One might expect that the diagnostic algorithm threshold has better specificity than that of the summary score threshold because the diagnostic algorithm closely mimics the DSM-IV-TR
diagnosis criteria of major depressive episodes. Nevertheless, against our expectations, the results obtained in this study and previous studies [3
] showed no marked difference between two thresholds in operational characteristics. The summary score threshold (PHQ ≥10) has slightly higher sensitivity and negative predictive value, but slightly lower specificity and positive predictive value than the diagnostic algorithm with no marked difference in this study and a previous study of primary care [4
]. The ROC analysis of the cut-off point (threshold) of summary score of PHQ-9 against “current major depressive episode” showed that the optimal cut-off was 13/14, which showed 0.86 of sensitivity and 0.67 of specificity comparable to those of the diagnostic algorithm, in the setting of a psychiatric specialty clinic. Table shows that high specificity (>90
%) was reached with a cut-off score of 21/22 or higher, but a high positive predictive value was not reached with any cut-off score.
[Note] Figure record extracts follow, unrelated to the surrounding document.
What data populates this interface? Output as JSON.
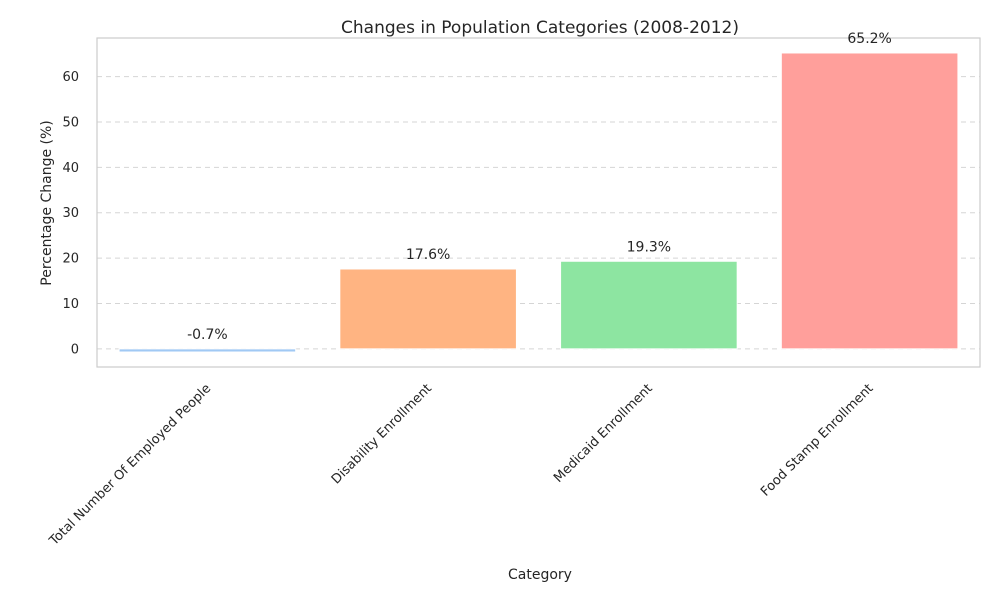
{
  "chart_data": {
    "type": "bar",
    "title": "Changes in Population Categories (2008-2012)",
    "xlabel": "Category",
    "ylabel": "Percentage Change (%)",
    "categories": [
      "Total Number Of Employed People",
      "Disability Enrollment",
      "Medicaid Enrollment",
      "Food Stamp Enrollment"
    ],
    "values": [
      -0.7,
      17.6,
      19.3,
      65.2
    ],
    "value_labels": [
      "-0.7%",
      "17.6%",
      "19.3%",
      "65.2%"
    ],
    "colors": [
      "#a1c9f4",
      "#ffb482",
      "#8de5a1",
      "#ff9f9b"
    ],
    "yticks": [
      0,
      10,
      20,
      30,
      40,
      50,
      60
    ],
    "ytick_labels": [
      "0",
      "10",
      "20",
      "30",
      "40",
      "50",
      "60"
    ],
    "ylim": [
      -4,
      68.5
    ],
    "grid": true,
    "grid_axis": "y",
    "legend": "none"
  }
}
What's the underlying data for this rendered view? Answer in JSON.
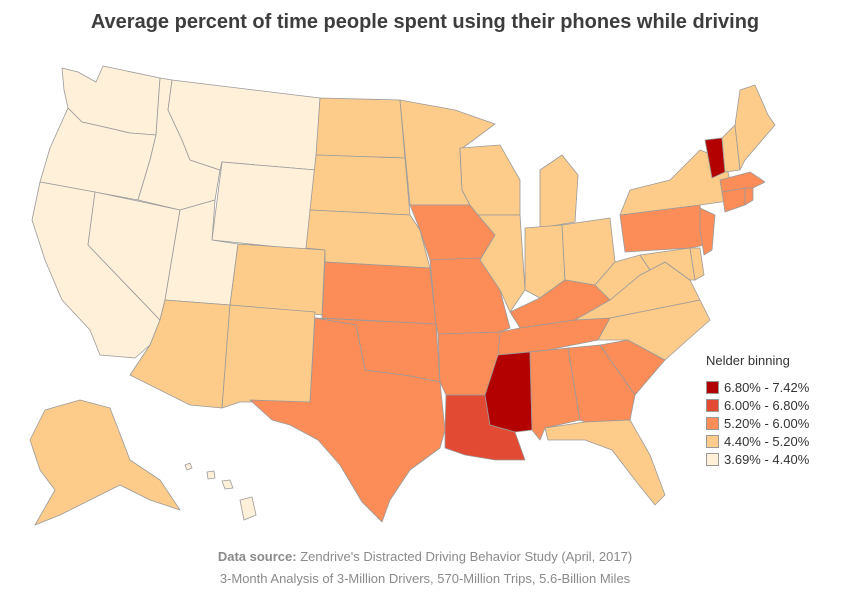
{
  "title": "Average percent of time people spent using their phones while driving",
  "legend": {
    "title": "Nelder binning",
    "bins": [
      {
        "label": "6.80% - 7.42%",
        "color": "#b30000"
      },
      {
        "label": "6.00% - 6.80%",
        "color": "#e34a33"
      },
      {
        "label": "5.20% - 6.00%",
        "color": "#fc8d59"
      },
      {
        "label": "4.40% - 5.20%",
        "color": "#fdcc8a"
      },
      {
        "label": "3.69% - 4.40%",
        "color": "#fef0d9"
      }
    ]
  },
  "footer": {
    "source_label": "Data source:",
    "source_text": " Zendrive's Distracted Driving Behavior Study (April, 2017)",
    "line2": "3-Month Analysis of 3-Million Drivers, 570-Million Trips, 5.6-Billion Miles"
  },
  "states": {
    "WA": "#fef0d9",
    "OR": "#fef0d9",
    "CA": "#fef0d9",
    "NV": "#fef0d9",
    "ID": "#fef0d9",
    "MT": "#fef0d9",
    "WY": "#fef0d9",
    "UT": "#fef0d9",
    "HI": "#fef0d9",
    "AK": "#fdcc8a",
    "AZ": "#fdcc8a",
    "NM": "#fdcc8a",
    "CO": "#fdcc8a",
    "ND": "#fdcc8a",
    "SD": "#fdcc8a",
    "NE": "#fdcc8a",
    "MN": "#fdcc8a",
    "WI": "#fdcc8a",
    "MI": "#fdcc8a",
    "IL": "#fdcc8a",
    "IN": "#fdcc8a",
    "OH": "#fdcc8a",
    "WV": "#fdcc8a",
    "VA": "#fdcc8a",
    "NC": "#fdcc8a",
    "FL": "#fdcc8a",
    "ME": "#fdcc8a",
    "NH": "#fdcc8a",
    "NY": "#fdcc8a",
    "MD": "#fdcc8a",
    "DE": "#fdcc8a",
    "TX": "#fc8d59",
    "OK": "#fc8d59",
    "KS": "#fc8d59",
    "MO": "#fc8d59",
    "IA": "#fc8d59",
    "AR": "#fc8d59",
    "TN": "#fc8d59",
    "KY": "#fc8d59",
    "AL": "#fc8d59",
    "GA": "#fc8d59",
    "SC": "#fc8d59",
    "PA": "#fc8d59",
    "NJ": "#fc8d59",
    "CT": "#fc8d59",
    "MA": "#fc8d59",
    "RI": "#fc8d59",
    "LA": "#e34a33",
    "MS": "#b30000",
    "VT": "#b30000"
  }
}
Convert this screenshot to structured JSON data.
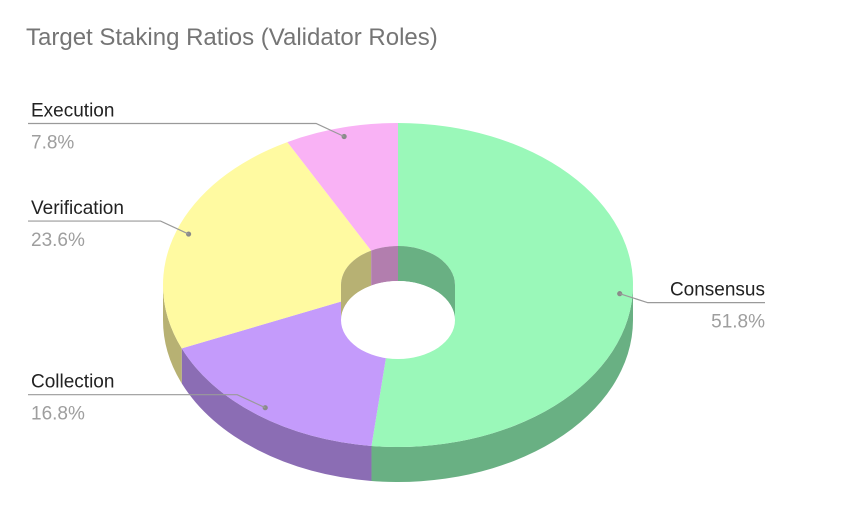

The salient implication is that PHQ-9 used in a psychiatric specialty clinic might be suitable for screening purposes with the optimal cut-off of 13/14 of the summary scores for major depressive episode, but not for diagnostic purposes. The summary score threshold with different cut-off points for specific purposes might be preferred to the diagnostic algorithm.
Summary scores of PHQ-9 in patients with major depressive disorder were moderately correlated with severity measures of the depressive symptoms, HDRS and MADRS scores, positively, and with the overall levels of psychological, social, and occupational functioning, GAF scores, negatively. Consistent with our results, an earlier report of primary care described that PHQ-9 scores were correlated linearly with measures of quality of life, self-reported disability days, clinical visits, and self-reported difficulties related to symptoms [6
]. In depressive disorder patients of primary care facilities, PHQ-9 scores were correlated moderately with the HDRS (17 items) scores [13
]. In this study, the correlation of PHQ-9 scores was highest with the MADRS, which is related to the core concept of depression and which showed about twice the precision in estimating depression as the HDRS (17 items) showed for the average severity of depression [14
]. Therefore, PHQ-9 scores might reflect the core symptoms of major depressive disorder, as inferred from items corresponding to the DSM-IV
criteria items. To date, the correlation of PHQ-9 scores with the standard rating scales of depression, especially the MADRS, has not been reported in psychiatric patients. In addition to screening, PHQ-9 might be useful for measuring the severity of major depressive disorder.
All subjects in this study were psychiatric patients of a university hospital that provides primary and secondary services in Japan. These patients might have more complicated backgrounds than patients in other psychiatric clinics. Accordingly, these findings might not be generally applicable to other populations, which constitutes one limitation of this study.